Even though the HPV vaccine is said to be extremely effective, almost 40% of young women who start the three-dose inoculation program never complete the series, according to results published in the journal Human Vaccines & Immunotherapeutics (HV&I).
The study found that minority backgrounds, low income, and low education were associated with non-completion. Why? A team of researchers, led by Dr. Abbey Berenson from the University of Texas Medical Branch, studied the possible reasons using data from the Behavioral Risk Factor Surveillance System (BRFSS), a cross-sectional telephone health survey conducted by the Centers for Disease Control and Prevention.

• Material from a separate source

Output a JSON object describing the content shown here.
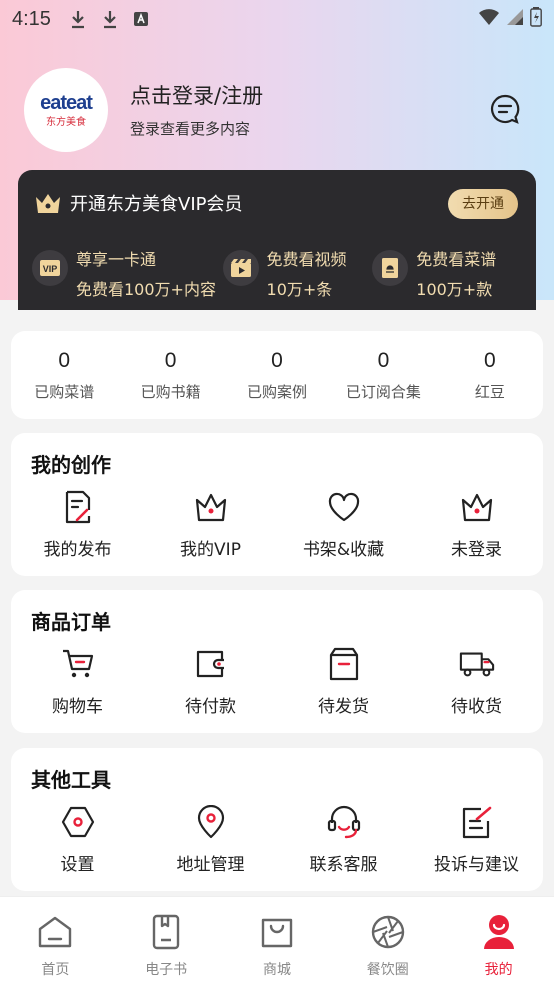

Based on data from 2008-2010, about 25% of the 2,700 respondents, who ranged in age from 18-26, initiated HPV vaccination. While being poor, less-educated and non-white were strong negative influences, a predictor for higher vaccine series completion was whether the woman had had a routine medical check-up during the previous year.
HPV vaccine is said to be a highly effective vaccines, and one of only two vaccines (along with hepatitis B) that have been shown to prevent an infection that can result in cancer, as well as morbidity and mortality. HPV vaccines Cervarix (types 16 and 18) and Gardasil (types 6, 11, 16 and 18) are recommended for girls 11-12 years of age and may be given from age 9-26. Some evidence says they are effective in protecting against precancerous lesions and genital warts and are even effective for men.
The hope is that knowing why the vaccine series is not being completed will help health authorities address the issues and increase the rate of completed vaccinations. And this study’s findings may have applicability for many other preventive health measures.
But the evidence is not universally favorable for the efficacy and safety of HPV vaccinations. So do your own research before deciding.